C’est que même si de plus en plus d’hommes la délaissent, la bande d’étoffe n’a pas perdu sa symbolique. De rigueur, d’abord. «Celui qui la porte mal, de guingois, donnera l’impression d’être négligent», pointe Jérémie Brucker. Son caractère contraignant révèle aussi, d’une certaine manière, la capacité du mâle individu à respecter des ordres, à s’astreindre à une discipline. C’est que l’accessoire a des origines militaires: les premières traces d’un objet similaire –un nœud en soie– remontent au IIIe siècle avant Jésus-Christ, chez les soldats de la garde personnelle de l’empereur chinois Qin Shi Huang. L’ancêtre de la version actuelle (tout comme son nom) viendrait de l’armée croate dont les hussards, au XVIIe siècle, arboraient une écharpe blanche. Le roi Louis XIII, influenceur avant l’heure, leur avait piqué leur style, et tous ses sujets le copièrent à leur tour. S’ensuivirent alors moults nœuds, styles, matières, jusqu’au cravatier new-yorkais Jesse Langsdorf qui, en 1924, il y a pile un siècle, lui conféra son apparence actuelle.

Une flèche vers l’entrejambe

Ce tailleur eut donc l’(étrange?) idée de découper l’extrémité du tissu en diagonale.
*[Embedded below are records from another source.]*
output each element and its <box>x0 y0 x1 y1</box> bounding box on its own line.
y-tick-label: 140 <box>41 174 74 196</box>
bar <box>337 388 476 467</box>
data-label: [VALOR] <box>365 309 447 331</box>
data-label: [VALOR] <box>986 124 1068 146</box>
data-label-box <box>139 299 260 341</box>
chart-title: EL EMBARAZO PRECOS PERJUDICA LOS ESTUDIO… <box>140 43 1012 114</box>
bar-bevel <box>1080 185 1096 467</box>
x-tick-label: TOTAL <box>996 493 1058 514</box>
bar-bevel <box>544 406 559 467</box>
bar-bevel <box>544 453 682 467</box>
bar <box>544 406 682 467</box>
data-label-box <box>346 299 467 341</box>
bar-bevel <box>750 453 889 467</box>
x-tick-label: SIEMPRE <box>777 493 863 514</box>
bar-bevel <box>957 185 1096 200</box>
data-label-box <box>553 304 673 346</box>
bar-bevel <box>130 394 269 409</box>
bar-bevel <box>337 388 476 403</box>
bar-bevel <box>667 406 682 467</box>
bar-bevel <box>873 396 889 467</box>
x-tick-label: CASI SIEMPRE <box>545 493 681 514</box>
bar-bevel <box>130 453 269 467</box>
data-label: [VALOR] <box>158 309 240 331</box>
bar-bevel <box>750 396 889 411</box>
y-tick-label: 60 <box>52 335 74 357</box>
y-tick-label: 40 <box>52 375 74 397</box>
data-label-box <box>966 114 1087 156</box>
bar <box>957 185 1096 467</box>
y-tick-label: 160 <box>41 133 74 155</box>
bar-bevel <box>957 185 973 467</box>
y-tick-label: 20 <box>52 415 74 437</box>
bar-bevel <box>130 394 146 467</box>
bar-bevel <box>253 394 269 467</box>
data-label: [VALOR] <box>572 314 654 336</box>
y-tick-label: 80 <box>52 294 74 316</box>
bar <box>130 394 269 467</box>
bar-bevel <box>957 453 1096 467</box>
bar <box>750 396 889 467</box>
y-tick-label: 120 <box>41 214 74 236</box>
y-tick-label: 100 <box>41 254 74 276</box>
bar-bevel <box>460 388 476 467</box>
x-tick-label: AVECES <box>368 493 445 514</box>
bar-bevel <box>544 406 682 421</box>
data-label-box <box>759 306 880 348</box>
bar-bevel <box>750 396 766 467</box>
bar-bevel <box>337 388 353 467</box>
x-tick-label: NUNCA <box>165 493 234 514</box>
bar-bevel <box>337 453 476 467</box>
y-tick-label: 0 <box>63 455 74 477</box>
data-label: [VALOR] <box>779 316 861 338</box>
Comme une flèche pointant vers l’entrejambe? Selon feu l’anthropologue américain David Graeber, la cravate relève de l’analogie phallique. Comme un «déplacement symbolique du pénis». Un signe bien visible de masculinité… et de puissance.

Puissance hiérarchique, d’abord. Celui qui la noue autour de son cou chaque matin est celui qui n’aura pas à mettre ses mains dans le cambouis. La cravate –comme la montre, aujourd’hui– témoigne d’une certaine réussite, tant économique que professionnelle. C’est l’expression d’un pouvoir. Ce qui, précisément, a contribué à en faire un symbole sexuel, allègrement exploité dans les scénarios pornographiques. «Signe de force, de puissance, analyse Jérémie Brucker. Le rapport au pouvoir est un élément constitutif important des fantasmes.» Les femmes qui ont exploité l’objet –de la suffragette Charlotte Marsh à Madonna– cherchaient précisément à se réapproprier (ou à critiquer) cette marque de pouvoir.

«Dans leur habillement, les patrons de la tech doivent montrer qu’ils sont des hommes d’avenir, pas du passé.»

Jérémie Brucker

Historien

La coupe, la matière, le style se chargent également de distinguer les porteurs sur l’échelle sociale. Rien de plus has been qu’un modèle trop long, trop bariolé, trop démodé (sauf à vouloir faire consciemment parler de soi). «Dans les années 1920, la cravate « fantaisie » était le signe distinctif des gens qui, justement, pouvaient se permettre des fantaisies, ce qui n’était pas le cas de l’employé de bureau ordinaire, observe l’historien français Manuel Charpy dans un documentaire diffusé sur Arte. Dans les années 1970, on a assisté à un retournement: cela devient plutôt un signe de ringardise

Or, la cravate ne doit guère prêter à sourire, mais à imposer le respect. A l’autre, ou à l’égard des autres. Lorsqu’il a comparu devant le Sénat américain, en janvier dernier, à propos des dérives de Facebook, Mark Zuckerberg n’a eu d’autre choix que d’en revêtir une…

Paradoxal morceau d’étoffe: en tant que rare accessoire de la garde-robe masculine, il est d’un côté un signe distinctif qui permet l’expression d’une personnalité, et, de l’autre, il agit comme instrument d’uniformisation «lorsque l’apparence ne doit pas être un sujet», dixit Jérémie Brucker. De loin, rien ne distingue un encravaté d’un autre. Un col noué permet d’éviter tout éventuel débraillement. Car même en déclin, ce bout de tissu doit agir comme un label de qualité, un gage de sérieux, affiché notamment à l’intention d’une clientèle. Du patron d’entreprise aux pilotes d’avion en passant par les contrôleurs de train, une manière de signifier: «Vous êtes entre de bonnes mains.» Les cravates des agents de la SNCB sont toutefois… à clips. Histoire d’éviter les étranglements. L’usager ne réagit pas toujours positivement au message.